La presente administración en la Ciudad de México es considerada la más violenta de la que se tiene registro desde 1999, pues de acuerdo con la Procuraduría General de Justicia de la Ciudad  (PGJ-CDMX) señalan que entre el 5 de diciembre pasado y el 29 de mayo, han registrado 730 homicidios dolosos, en 716 carpetas de investigación, es decir, 10% más que el mismo periodo de 1999, cuando se contabilizaron 587 víctimas.

De acuerdo con la Policía de Investigación (PDI) la zona más violenta se encuentra en las fronteras de la Ciudad con el Estado de México en las alcaldías de Iztapalapa (184 eventos); Gustavo A. Madero (131 homicidios) y destaca en tercer lugar Álvaro Obregón, con 61 casos.

Además, indica que la PGJ-CDMX ha resuelto apenas 40 casos en su totalidad, de acuerdo a un sistema de medición desarrollado por los propios investigadores, en el que se considera que una carpeta se completó al detener a un presunto responsable.

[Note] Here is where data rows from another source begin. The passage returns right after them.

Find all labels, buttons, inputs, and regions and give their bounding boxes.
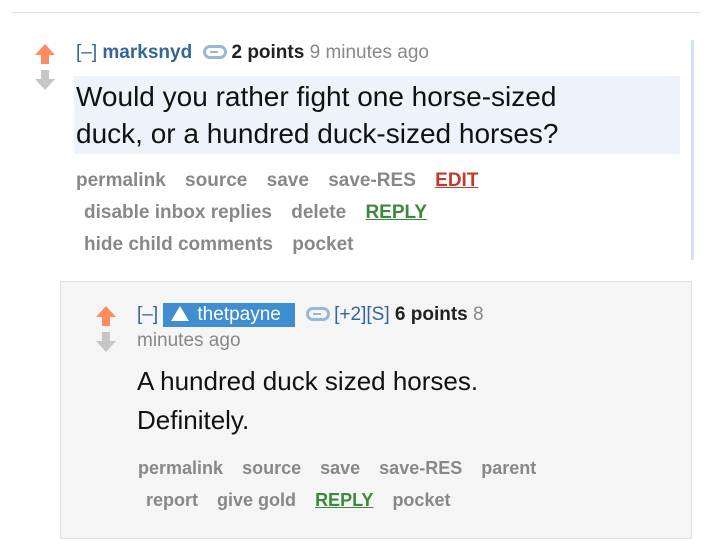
author-link[interactable]: marksnyd <box>102 42 192 63</box>
vote-controls <box>91 306 121 352</box>
vote-controls <box>30 44 60 90</box>
save-res-button[interactable]: save-RES <box>379 458 462 478</box>
permalink-button[interactable]: permalink <box>138 458 223 478</box>
save-res-button[interactable]: save-RES <box>328 170 416 191</box>
comment-body-line: Definitely. <box>137 405 250 435</box>
delete-button[interactable]: delete <box>291 202 346 223</box>
comment-thetpayne: [–] thetpayne [+2][S] 6 points 8 minutes… <box>60 281 692 539</box>
disable-inbox-replies-button[interactable]: disable inbox replies <box>84 202 272 223</box>
reply-button[interactable]: REPLY <box>365 202 427 223</box>
comment-score: 2 points <box>231 42 305 63</box>
save-button[interactable]: save <box>320 458 360 478</box>
comment-time: 9 minutes ago <box>309 42 429 63</box>
comment-body: A hundred duck sized horses. Definitely. <box>137 362 478 440</box>
comment-buttons: permalink source save save-RES EDIT disa… <box>76 165 492 261</box>
user-tag-icon[interactable] <box>203 45 228 59</box>
comment-buttons: permalink source save save-RES parent re… <box>138 452 550 516</box>
hide-child-comments-button[interactable]: hide child comments <box>84 234 273 255</box>
comment-marksnyd: [–] marksnyd 2 points 9 minutes ago Woul… <box>18 36 694 260</box>
downvote-arrow-icon[interactable] <box>91 332 121 352</box>
parent-button[interactable]: parent <box>481 458 536 478</box>
comment-body: Would you rather fight one horse-sized d… <box>74 76 680 154</box>
upvote-arrow-icon[interactable] <box>91 306 121 326</box>
permalink-button[interactable]: permalink <box>76 170 166 191</box>
source-button[interactable]: source <box>185 170 247 191</box>
downvote-arrow-icon[interactable] <box>30 70 60 90</box>
upvote-arrow-icon[interactable] <box>30 44 60 64</box>
comment-time: 8 <box>473 304 484 325</box>
comment-body-line: Would you rather fight one horse-sized <box>76 81 557 112</box>
author-moderator-badge[interactable]: thetpayne <box>163 303 295 327</box>
comment-thread-bar <box>691 40 694 260</box>
author-link[interactable]: thetpayne <box>197 304 280 325</box>
comment-tagline: [–] marksnyd 2 points 9 minutes ago <box>76 42 429 64</box>
save-button[interactable]: save <box>267 170 309 191</box>
vote-info: [+2][S] <box>334 304 390 325</box>
reply-button[interactable]: REPLY <box>315 490 373 510</box>
pocket-button[interactable]: pocket <box>292 234 353 255</box>
top-divider <box>12 12 700 13</box>
comment-body-line: duck, or a hundred duck-sized horses? <box>76 118 559 149</box>
report-button[interactable]: report <box>146 490 198 510</box>
user-tag-icon[interactable] <box>306 307 331 321</box>
comment-tagline: [–] thetpayne [+2][S] 6 points 8 minutes… <box>137 302 484 354</box>
edit-button[interactable]: EDIT <box>435 170 478 191</box>
comment-time-continued: minutes ago <box>137 330 241 351</box>
collapse-toggle[interactable]: [–] <box>137 304 158 325</box>
pocket-button[interactable]: pocket <box>392 490 450 510</box>
collapse-toggle[interactable]: [–] <box>76 42 97 63</box>
give-gold-button[interactable]: give gold <box>217 490 296 510</box>
comment-body-line: A hundred duck sized horses. <box>137 366 479 396</box>
comment-score: 6 points <box>394 304 468 325</box>
moderator-icon <box>171 306 190 321</box>
source-button[interactable]: source <box>242 458 301 478</box>
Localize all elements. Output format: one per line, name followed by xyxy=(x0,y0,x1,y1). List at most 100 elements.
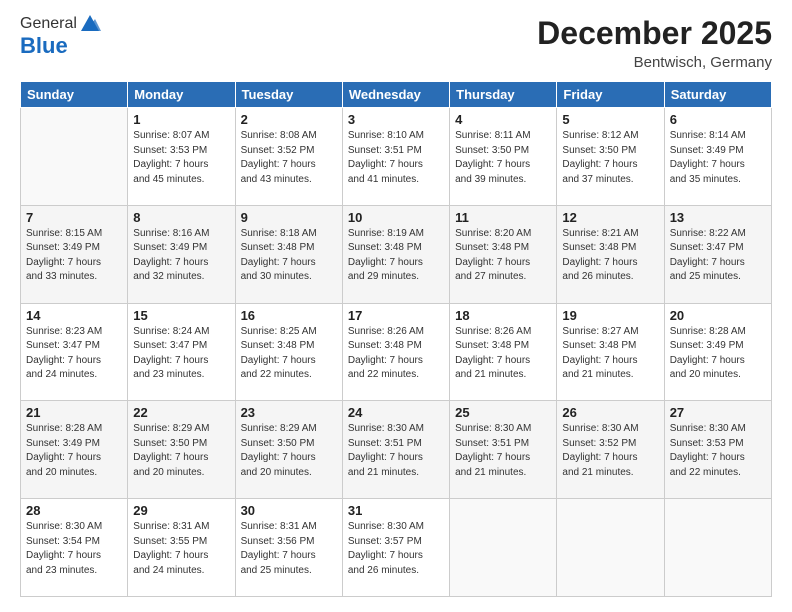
day-info: Sunrise: 8:25 AMSunset: 3:48 PMDaylight:… xyxy=(241,325,337,383)
calendar-cell: 25 Sunrise: 8:30 AMSunset: 3:51 PMDayligh… xyxy=(450,401,557,499)
day-info: Sunrise: 8:30 AMSunset: 3:51 PMDaylight:… xyxy=(455,422,551,480)
day-number: 17 xyxy=(348,308,444,323)
logo-general-text: General xyxy=(20,15,77,33)
page: General Blue December 2025 Bentwisch, Ge… xyxy=(0,0,792,612)
calendar-cell: 11 Sunrise: 8:20 AMSunset: 3:48 PMDayligh… xyxy=(450,205,557,303)
calendar-cell: 18Sunrise: 8:26 AMSunset: 3:48 PMDayligh… xyxy=(450,303,557,401)
calendar-cell: 14 Sunrise: 8:23 AMSunset: 3:47 PMDayligh… xyxy=(21,303,128,401)
day-info: Sunrise: 8:31 AMSunset: 3:55 PMDaylight:… xyxy=(133,520,229,578)
day-info: Sunrise: 8:20 AMSunset: 3:48 PMDaylight:… xyxy=(455,227,551,285)
calendar-cell: 15Sunrise: 8:24 AMSunset: 3:47 PMDayligh… xyxy=(128,303,235,401)
day-number: 10 xyxy=(348,210,444,225)
day-info: Sunrise: 8:07 AMSunset: 3:53 PMDaylight:… xyxy=(133,129,229,187)
calendar-header-thursday: Thursday xyxy=(450,82,557,108)
calendar-cell: 4 Sunrise: 8:11 AMSunset: 3:50 PMDaylight… xyxy=(450,108,557,206)
day-info: Sunrise: 8:28 AMSunset: 3:49 PMDaylight:… xyxy=(670,325,766,383)
title-block: December 2025 Bentwisch, Germany xyxy=(537,15,772,71)
calendar-cell: 8Sunrise: 8:16 AMSunset: 3:49 PMDaylight… xyxy=(128,205,235,303)
day-number: 16 xyxy=(241,308,337,323)
day-number: 14 xyxy=(26,308,122,323)
day-info: Sunrise: 8:29 AMSunset: 3:50 PMDaylight:… xyxy=(241,422,337,480)
calendar-header-monday: Monday xyxy=(128,82,235,108)
calendar-header-saturday: Saturday xyxy=(664,82,771,108)
day-info: Sunrise: 8:11 AMSunset: 3:50 PMDaylight:… xyxy=(455,129,551,187)
calendar-cell: 30Sunrise: 8:31 AMSunset: 3:56 PMDayligh… xyxy=(235,499,342,597)
day-info: Sunrise: 8:30 AMSunset: 3:54 PMDaylight:… xyxy=(26,520,122,578)
day-number: 26 xyxy=(562,405,658,420)
day-info: Sunrise: 8:30 AMSunset: 3:57 PMDaylight:… xyxy=(348,520,444,578)
calendar-cell: 31 Sunrise: 8:30 AMSunset: 3:57 PMDayligh… xyxy=(342,499,449,597)
calendar-header-friday: Friday xyxy=(557,82,664,108)
calendar-week-row: 7Sunrise: 8:15 AMSunset: 3:49 PMDaylight… xyxy=(21,205,772,303)
calendar-header-wednesday: Wednesday xyxy=(342,82,449,108)
calendar-cell: 21 Sunrise: 8:28 AMSunset: 3:49 PMDayligh… xyxy=(21,401,128,499)
calendar-cell: 20 Sunrise: 8:28 AMSunset: 3:49 PMDayligh… xyxy=(664,303,771,401)
calendar-cell: 19Sunrise: 8:27 AMSunset: 3:48 PMDayligh… xyxy=(557,303,664,401)
day-number: 22 xyxy=(133,405,229,420)
day-number: 11 xyxy=(455,210,551,225)
calendar-cell: 28 Sunrise: 8:30 AMSunset: 3:54 PMDayligh… xyxy=(21,499,128,597)
day-number: 21 xyxy=(26,405,122,420)
day-info: Sunrise: 8:10 AMSunset: 3:51 PMDaylight:… xyxy=(348,129,444,187)
calendar-cell xyxy=(557,499,664,597)
logo-icon xyxy=(79,13,101,33)
day-info: Sunrise: 8:30 AMSunset: 3:51 PMDaylight:… xyxy=(348,422,444,480)
calendar-cell: 29 Sunrise: 8:31 AMSunset: 3:55 PMDayligh… xyxy=(128,499,235,597)
calendar-cell: 12 Sunrise: 8:21 AMSunset: 3:48 PMDayligh… xyxy=(557,205,664,303)
day-number: 30 xyxy=(241,503,337,518)
day-info: Sunrise: 8:22 AMSunset: 3:47 PMDaylight:… xyxy=(670,227,766,285)
day-number: 8 xyxy=(133,210,229,225)
day-info: Sunrise: 8:23 AMSunset: 3:47 PMDaylight:… xyxy=(26,325,122,383)
day-info: Sunrise: 8:30 AMSunset: 3:53 PMDaylight:… xyxy=(670,422,766,480)
calendar-header-row: SundayMondayTuesdayWednesdayThursdayFrid… xyxy=(21,82,772,108)
month-title: December 2025 xyxy=(537,15,772,52)
day-info: Sunrise: 8:29 AMSunset: 3:50 PMDaylight:… xyxy=(133,422,229,480)
calendar-cell: 16 Sunrise: 8:25 AMSunset: 3:48 PMDayligh… xyxy=(235,303,342,401)
calendar-cell: 7Sunrise: 8:15 AMSunset: 3:49 PMDaylight… xyxy=(21,205,128,303)
day-number: 3 xyxy=(348,112,444,127)
calendar-cell: 5 Sunrise: 8:12 AMSunset: 3:50 PMDaylight… xyxy=(557,108,664,206)
calendar-cell: 26 Sunrise: 8:30 AMSunset: 3:52 PMDayligh… xyxy=(557,401,664,499)
day-number: 12 xyxy=(562,210,658,225)
day-info: Sunrise: 8:21 AMSunset: 3:48 PMDaylight:… xyxy=(562,227,658,285)
day-info: Sunrise: 8:28 AMSunset: 3:49 PMDaylight:… xyxy=(26,422,122,480)
calendar-cell: 13 Sunrise: 8:22 AMSunset: 3:47 PMDayligh… xyxy=(664,205,771,303)
day-number: 5 xyxy=(562,112,658,127)
day-number: 4 xyxy=(455,112,551,127)
day-number: 13 xyxy=(670,210,766,225)
day-info: Sunrise: 8:18 AMSunset: 3:48 PMDaylight:… xyxy=(241,227,337,285)
day-info: Sunrise: 8:19 AMSunset: 3:48 PMDaylight:… xyxy=(348,227,444,285)
day-info: Sunrise: 8:26 AMSunset: 3:48 PMDaylight:… xyxy=(348,325,444,383)
logo-blue-text: Blue xyxy=(20,33,68,58)
header: General Blue December 2025 Bentwisch, Ge… xyxy=(20,15,772,71)
day-number: 6 xyxy=(670,112,766,127)
calendar-header-tuesday: Tuesday xyxy=(235,82,342,108)
day-number: 2 xyxy=(241,112,337,127)
day-info: Sunrise: 8:30 AMSunset: 3:52 PMDaylight:… xyxy=(562,422,658,480)
day-number: 1 xyxy=(133,112,229,127)
calendar-cell: 6 Sunrise: 8:14 AMSunset: 3:49 PMDaylight… xyxy=(664,108,771,206)
calendar-cell: 2Sunrise: 8:08 AMSunset: 3:52 PMDaylight… xyxy=(235,108,342,206)
day-number: 24 xyxy=(348,405,444,420)
calendar-cell: 10 Sunrise: 8:19 AMSunset: 3:48 PMDayligh… xyxy=(342,205,449,303)
day-number: 29 xyxy=(133,503,229,518)
day-number: 28 xyxy=(26,503,122,518)
calendar: SundayMondayTuesdayWednesdayThursdayFrid… xyxy=(20,81,772,597)
day-info: Sunrise: 8:27 AMSunset: 3:48 PMDaylight:… xyxy=(562,325,658,383)
calendar-cell: 9 Sunrise: 8:18 AMSunset: 3:48 PMDaylight… xyxy=(235,205,342,303)
day-number: 20 xyxy=(670,308,766,323)
calendar-cell: 24 Sunrise: 8:30 AMSunset: 3:51 PMDayligh… xyxy=(342,401,449,499)
day-number: 27 xyxy=(670,405,766,420)
day-number: 31 xyxy=(348,503,444,518)
day-number: 25 xyxy=(455,405,551,420)
day-number: 18 xyxy=(455,308,551,323)
day-number: 9 xyxy=(241,210,337,225)
calendar-cell xyxy=(450,499,557,597)
day-info: Sunrise: 8:14 AMSunset: 3:49 PMDaylight:… xyxy=(670,129,766,187)
calendar-cell: 23Sunrise: 8:29 AMSunset: 3:50 PMDayligh… xyxy=(235,401,342,499)
calendar-header-sunday: Sunday xyxy=(21,82,128,108)
day-number: 15 xyxy=(133,308,229,323)
day-info: Sunrise: 8:12 AMSunset: 3:50 PMDaylight:… xyxy=(562,129,658,187)
calendar-cell: 27 Sunrise: 8:30 AMSunset: 3:53 PMDayligh… xyxy=(664,401,771,499)
calendar-week-row: 28 Sunrise: 8:30 AMSunset: 3:54 PMDayligh… xyxy=(21,499,772,597)
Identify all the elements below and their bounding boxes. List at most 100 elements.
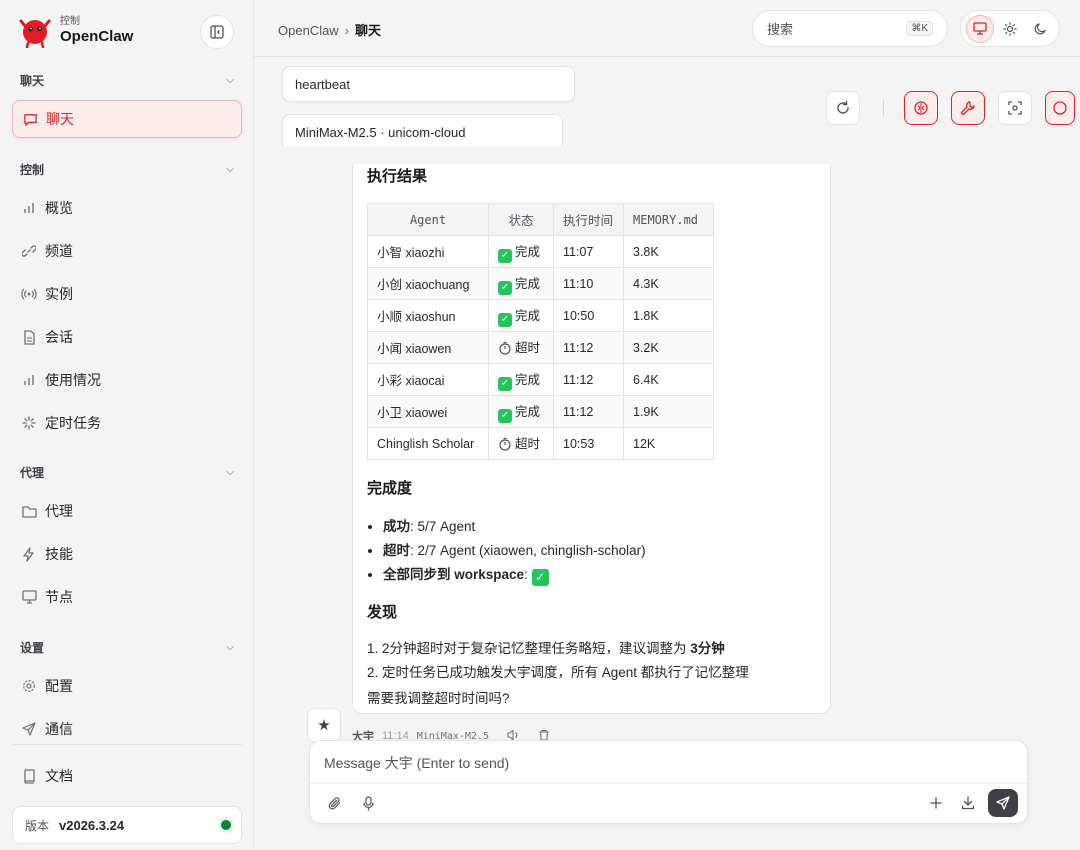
table-header: Agent <box>367 203 489 236</box>
sidebar-item-channels[interactable]: 频道 <box>12 232 242 270</box>
bullet-bold: 超时 <box>383 543 410 558</box>
sidebar-item-cron[interactable]: 定时任务 <box>12 404 242 442</box>
attach-button[interactable] <box>320 789 348 817</box>
link-icon <box>21 243 37 259</box>
sidebar-item-chat[interactable]: 聊天 <box>12 100 242 138</box>
table-header-row: Agent 状态 执行时间 MEMORY.md <box>367 203 714 236</box>
status-text: 完成 <box>515 404 541 419</box>
sidebar-item-sessions[interactable]: 会话 <box>12 318 242 356</box>
session-selector[interactable]: heartbeat <box>282 66 575 102</box>
breadcrumb-current: 聊天 <box>355 23 382 38</box>
sidebar-item-label: 代理 <box>45 503 73 519</box>
model-name: MiniMax-M2.5 · unicom-cloud <box>295 124 466 140</box>
plus-icon <box>930 797 942 809</box>
tools-toggle-button[interactable] <box>951 91 985 125</box>
brain-icon <box>914 101 928 115</box>
table-row: 小彩 xiaocai ✓ 完成 11:12 6.4K <box>367 363 714 396</box>
theme-light-button[interactable] <box>996 15 1024 43</box>
search-placeholder: 搜索 <box>767 22 794 37</box>
chevron-down-icon: ⌵ <box>226 642 234 653</box>
list-item: 全部同步到 workspace: ✓ <box>383 563 646 587</box>
moon-icon <box>1034 23 1046 35</box>
wrench-icon <box>960 101 975 116</box>
bar-chart-icon <box>21 200 37 216</box>
sidebar-item-label: 聊天 <box>46 111 74 127</box>
cron-toggle-button[interactable] <box>1045 91 1075 125</box>
status-text: 完成 <box>515 244 541 259</box>
send-icon <box>21 721 37 737</box>
sidebar-item-nodes[interactable]: 节点 <box>12 578 242 616</box>
table-row: 小创 xiaochuang ✓ 完成 11:10 4.3K <box>367 267 714 300</box>
sidebar-item-overview[interactable]: 概览 <box>12 189 242 227</box>
sidebar-item-config[interactable]: 配置 <box>12 667 242 705</box>
sidebar-item-usage[interactable]: 使用情况 <box>12 361 242 399</box>
download-icon <box>961 796 975 810</box>
time-cell: 10:53 <box>553 427 624 460</box>
group-agents-header[interactable]: 代理 ⌵ <box>20 464 234 481</box>
memory-size-cell: 1.9K <box>623 395 714 428</box>
status-dot <box>221 820 231 830</box>
list-item: 2. 定时任务已成功触发大宇调度，所有 Agent 都执行了记忆整理 <box>367 661 749 685</box>
status-cell: ✓ 完成 <box>488 363 554 396</box>
table-header: 执行时间 <box>553 203 624 236</box>
export-button[interactable] <box>954 789 982 817</box>
thinking-toggle-button[interactable] <box>904 91 938 125</box>
breadcrumb-root[interactable]: OpenClaw <box>278 23 339 38</box>
message-input[interactable] <box>324 751 1014 775</box>
breadcrumb-separator: › <box>344 23 350 38</box>
group-chat-title: 聊天 <box>20 74 45 88</box>
findings-list: 1. 2分钟超时对于复杂记忆整理任务略短，建议调整为 3分钟 2. 定时任务已成… <box>367 637 749 685</box>
time-cell: 11:10 <box>553 267 624 300</box>
list-item: 超时: 2/7 Agent (xiaowen, chinglish-schola… <box>383 539 646 563</box>
table-header: MEMORY.md <box>623 203 714 236</box>
group-settings-header[interactable]: 设置 ⌵ <box>20 639 234 656</box>
result-table: Agent 状态 执行时间 MEMORY.md 小智 xiaozhi ✓ 完成 11:… <box>367 203 714 460</box>
status-cell: 超时 <box>488 427 554 460</box>
memory-size-cell: 6.4K <box>623 363 714 396</box>
group-chat-header[interactable]: 聊天 ⌵ <box>20 72 234 89</box>
completion-list: 成功: 5/7 Agent 超时: 2/7 Agent (xiaowen, ch… <box>383 515 646 587</box>
table-row: 小顺 xiaoshun ✓ 完成 10:50 1.8K <box>367 299 714 332</box>
finding-text: 2. 定时任务已成功触发大宇调度，所有 Agent 都执行了记忆整理 <box>367 665 749 680</box>
sidebar-item-label: 使用情况 <box>45 372 101 388</box>
sidebar-item-skills[interactable]: 技能 <box>12 535 242 573</box>
model-selector[interactable]: MiniMax-M2.5 · unicom-cloud <box>282 114 563 150</box>
collapse-sidebar-button[interactable] <box>200 15 234 49</box>
sidebar-item-docs[interactable]: 文档 <box>12 757 242 795</box>
memory-size-cell: 3.8K <box>623 235 714 268</box>
sidebar-item-instances[interactable]: 实例 <box>12 275 242 313</box>
theme-system-button[interactable] <box>966 14 994 43</box>
monitor-icon <box>973 22 987 35</box>
openclaw-logo-icon <box>18 14 52 49</box>
group-control-title: 控制 <box>20 163 45 177</box>
search-input[interactable]: 搜索 ⌘K <box>752 10 948 47</box>
bullet-bold: 全部同步到 workspace <box>383 567 525 582</box>
refresh-button[interactable] <box>826 91 860 125</box>
sidebar-item-label: 文档 <box>45 768 73 784</box>
result-heading: 执行结果 <box>367 168 428 185</box>
completion-heading: 完成度 <box>367 480 413 497</box>
sidebar-item-label: 节点 <box>45 589 73 605</box>
status-cell: ✓ 完成 <box>488 267 554 300</box>
sidebar-item-comms[interactable]: 通信 <box>12 710 242 748</box>
bar-chart-icon <box>21 372 37 388</box>
brand[interactable]: 控制 OpenClaw <box>18 14 133 49</box>
voice-input-button[interactable] <box>354 789 382 817</box>
theme-dark-button[interactable] <box>1026 15 1054 43</box>
group-control-header[interactable]: 控制 ⌵ <box>20 161 234 178</box>
check-icon: ✓ <box>498 280 512 295</box>
focus-mode-button[interactable] <box>998 91 1032 125</box>
refresh-icon <box>837 100 849 114</box>
time-cell: 11:12 <box>553 363 624 396</box>
toolbar-divider <box>883 100 884 116</box>
check-icon: ✓ <box>498 248 512 263</box>
version-badge: 版本 v2026.3.24 <box>12 806 242 844</box>
new-session-button[interactable] <box>922 789 950 817</box>
version-label: 版本 <box>25 818 50 833</box>
clock-icon <box>1053 101 1067 115</box>
sidebar-divider <box>12 744 242 745</box>
sidebar-item-agents[interactable]: 代理 <box>12 492 242 530</box>
send-button[interactable] <box>988 789 1018 817</box>
time-cell: 10:50 <box>553 299 624 332</box>
chevron-down-icon: ⌵ <box>226 467 234 478</box>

De estos 730 casos, el reporte de la PGJ-CDMX señala que 266 casos fueron por ajuste de cuentas, tipificación que por primera vez se registra y muestra la lucha entre diversas facciones criminales que operan en la Ciudad y realizan actos delictivos como: venta de droga, extorsión, invasión de predios y cobro de piso, entre otros ilícitos.

Otras 104 muertes fueron por riñas callejeras y 99 personas más perdieron la vida a consecuencia de un robo.

Del total de muertes:

  • 529 fueron con armas de fuego
  • 87 con arma blanca
  • 48 víctimas murieron por golpes.
  • 83% de los occisos son hombres y 17% mujeres

El estudio menciona que este brote de violencia se debe a la pugna entre grupos delictivos dedicados al narcomenudeo, principalmente el Cártel de Jalisco Nueva Generación (CJNG) que ha desplazado a La Unión Tepito, Cártel de Tláhuac y La Anti-Unión Tepito, con la que presuntamente hay un acuerdo de colaboración.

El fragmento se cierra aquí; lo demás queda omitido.